Keti Sharif – A-Z Bellydance
This approach makes a lot of sense. By the time a dancer is at performance level, she knows a wide range of steps, and trying to pluck exactly the right single move from her head "on the fly" is almost impossible. With these systems, the dancer can string together several pre-choreographed combos instead of having to find individual steps, giving herself breathing space. I notice many experienced performers do this naturally: most dancers have a "signature move" that they fall back on, and many develop a habit of always associating two moves (my teacher, for instance, would always follow hip lifts walking forward with undulations moving back).
The difference between Sherif's A to Z and the rest is that Sherif presents it as an entire teaching syllabus. Teachers can gain certification in the method. At its core are twenty-six 16-count combinations, based on the "rule of fours" which most dancers will be familiar with, meaning four repetitions of four each.
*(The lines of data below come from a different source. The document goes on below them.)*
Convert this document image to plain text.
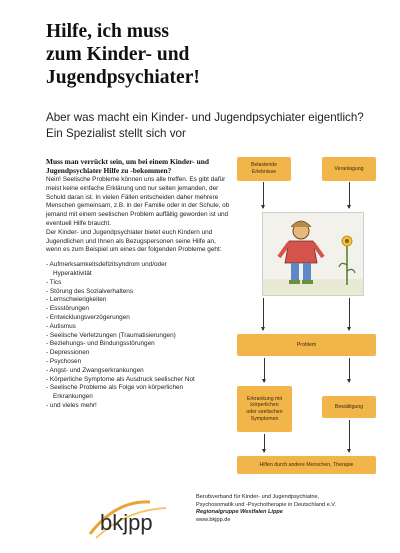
Hilfe, ich muss
zum Kinder- und
Jugendpsychiater!
Aber was macht ein Kinder- und Jugendpsychiater eigentlich?
Ein Spezialist stellt sich vor
Muss man verrückt sein, um bei einem Kinder- und Jugendpsychiater Hilfe zu -bekommen?

Nein! Seelische Probleme können uns alle treffen. Es gibt dafür meist keine einfache Erklärung und nur selten jemanden, der Schuld daran ist. In vielen Fällen entscheiden daher mehrere Menschen gemeinsam, z.B. in der Familie oder in der Schule, ob jemand mit einem seelischen Problem auffällig geworden ist und eventuell Hilfe braucht.

Der Kinder- und Jugendpsychiater bietet euch Kindern und Jugendlichen und Ihnen als Bezugspersonen seine Hilfe an, wenn es zum Beispiel um eines der folgenden Probleme geht:

- Aufmerksamkeitsdefizitsyndrom und/oder
Hyperaktivität
- Tics
- Störung des Sozialverhaltens
- Lernschwierigkeiten
- Essstörungen
- Entwicklungsverzögerungen
- Autismus
- Seelische Verletzungen (Traumatisierungen)
- Beziehungs- und Bindungsstörungen
- Depressionen
- Psychosen
- Angst- und Zwangserkrankungen
- Körperliche Symptome als Ausdruck seelischer Not
- Seelische Probleme als Folge von körperlichen
Erkrankungen
- und vieles mehr!
Belastende
Erlebnisse
Veranlagung
Problem
Erkrankung mit
körperlichen
oder seelischen
Symptomen
Bewältigung
Hilfen durch andere Menschen, Therapie
bkjpp
Berufsverband für Kinder- und Jugendpsychiatrie,
Psychosomatik und -Psychotherapie in Deutschland e.V.
Regionalgruppe Westfalen Lippe
www.bkjpp.de
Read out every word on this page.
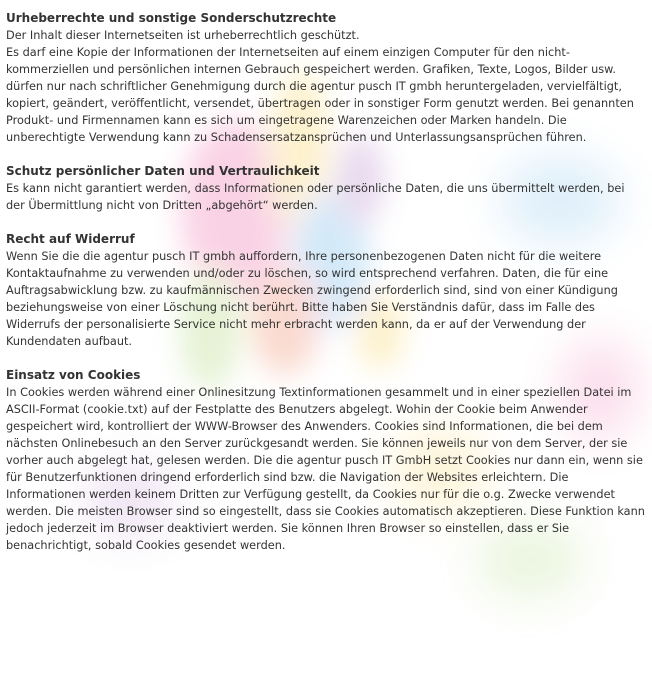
Urheberrechte und sonstige Sonderschutzrechte

Der Inhalt dieser Internetseiten ist urheberrechtlich geschützt.

Es darf eine Kopie der Informationen der Internetseiten auf einem einzigen Computer für den nicht-kommerziellen und persönlichen internen Gebrauch gespeichert werden. Grafiken, Texte, Logos, Bilder usw. dürfen nur nach schriftlicher Genehmigung durch die agentur pusch IT gmbh heruntergeladen, vervielfältigt, kopiert, geändert, veröffentlicht, versendet, übertragen oder in sonstiger Form genutzt werden. Bei genannten Produkt- und Firmennamen kann es sich um eingetragene Warenzeichen oder Marken handeln. Die unberechtigte Verwendung kann zu Schadensersatzansprüchen und Unterlassungsansprüchen führen.

Schutz persönlicher Daten und Vertraulichkeit

Es kann nicht garantiert werden, dass Informationen oder persönliche Daten, die uns übermittelt werden, bei der Übermittlung nicht von Dritten „abgehört“ werden.

Recht auf Widerruf

Wenn Sie die die agentur pusch IT gmbh auffordern, Ihre personenbezogenen Daten nicht für die weitere Kontaktaufnahme zu verwenden und/oder zu löschen, so wird entsprechend verfahren. Daten, die für eine Auftragsabwicklung bzw. zu kaufmännischen Zwecken zwingend erforderlich sind, sind von einer Kündigung beziehungsweise von einer Löschung nicht berührt. Bitte haben Sie Verständnis dafür, dass im Falle des Widerrufs der personalisierte Service nicht mehr erbracht werden kann, da er auf der Verwendung der Kundendaten aufbaut.

Einsatz von Cookies

In Cookies werden während einer Onlinesitzung Textinformationen gesammelt und in einer speziellen Datei im ASCII-Format (cookie.txt) auf der Festplatte des Benutzers abgelegt. Wohin der Cookie beim Anwender gespeichert wird, kontrolliert der WWW-Browser des Anwenders. Cookies sind Informationen, die bei dem nächsten Onlinebesuch an den Server zurückgesandt werden. Sie können jeweils nur von dem Server, der sie vorher auch abgelegt hat, gelesen werden. Die die agentur pusch IT GmbH setzt Cookies nur dann ein, wenn sie für Benutzerfunktionen dringend erforderlich sind bzw. die Navigation der Websites erleichtern. Die Informationen werden keinem Dritten zur Verfügung gestellt, da Cookies nur für die o.g. Zwecke verwendet werden. Die meisten Browser sind so eingestellt, dass sie Cookies automatisch akzeptieren. Diese Funktion kann jedoch jederzeit im Browser deaktiviert werden. Sie können Ihren Browser so einstellen, dass er Sie benachrichtigt, sobald Cookies gesendet werden.
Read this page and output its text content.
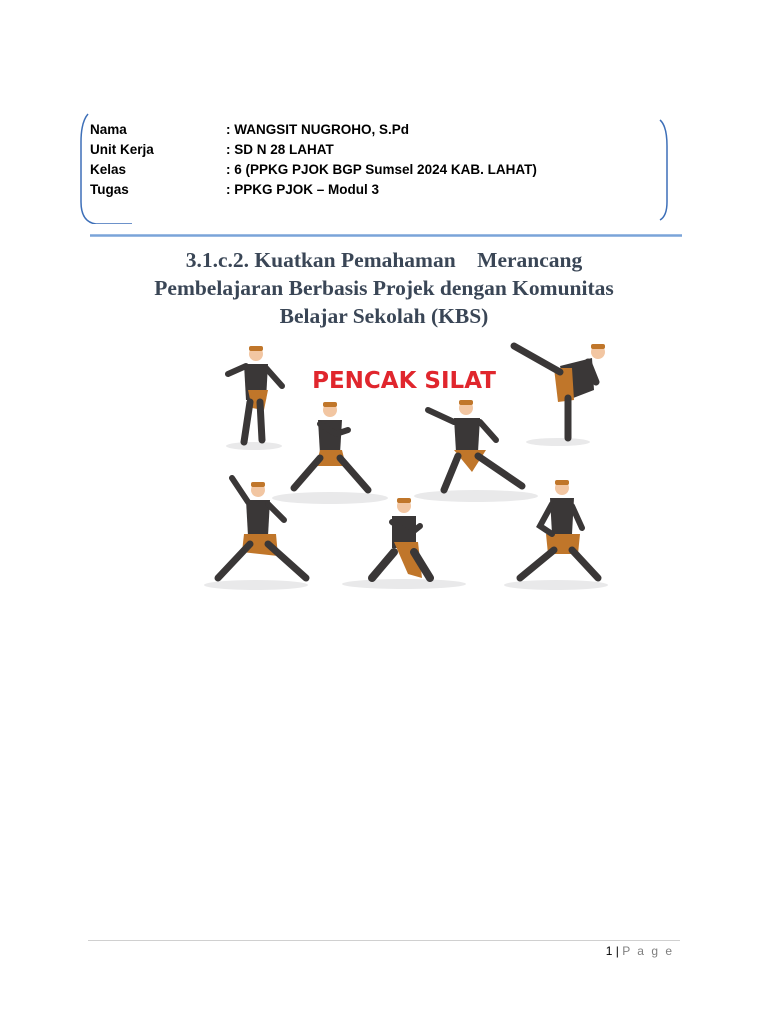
Nama	: WANGSIT NUGROHO, S.Pd
Unit Kerja	: SD N 28 LAHAT
Kelas	: 6 (PPKG PJOK BGP Sumsel 2024 KAB. LAHAT)
Tugas	: PPKG PJOK – Modul 3
3.1.c.2. Kuatkan Pemahaman    Merancang
Pembelajaran Berbasis Projek dengan Komunitas
Belajar Sekolah (KBS)
PENCAK SILAT
1 | P a g e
I notice teachers who have attended face-to-face teacher training with Keti are full of praise for her method. Reviews from teachers who've tried to learn the method from the DVD's seem more mixed. For myself, I'm not totally convinced about it as a complete teaching method - however, I can see how the different combinations offer an interesting way to teach not just the steps, but also spatial awareness and performance techniques at the same time.
I don't ascribe to the view of bellydance as some kind of superior, mystical dance form, so I do find some of Sherif's terminology irritating (calling directions of travel "Sacred Geometry", for instance, when they are the exact same directions you'll learn in any dance genre!). But if that doesn't bother you - or if it suits you - then you'll find value in this DVD.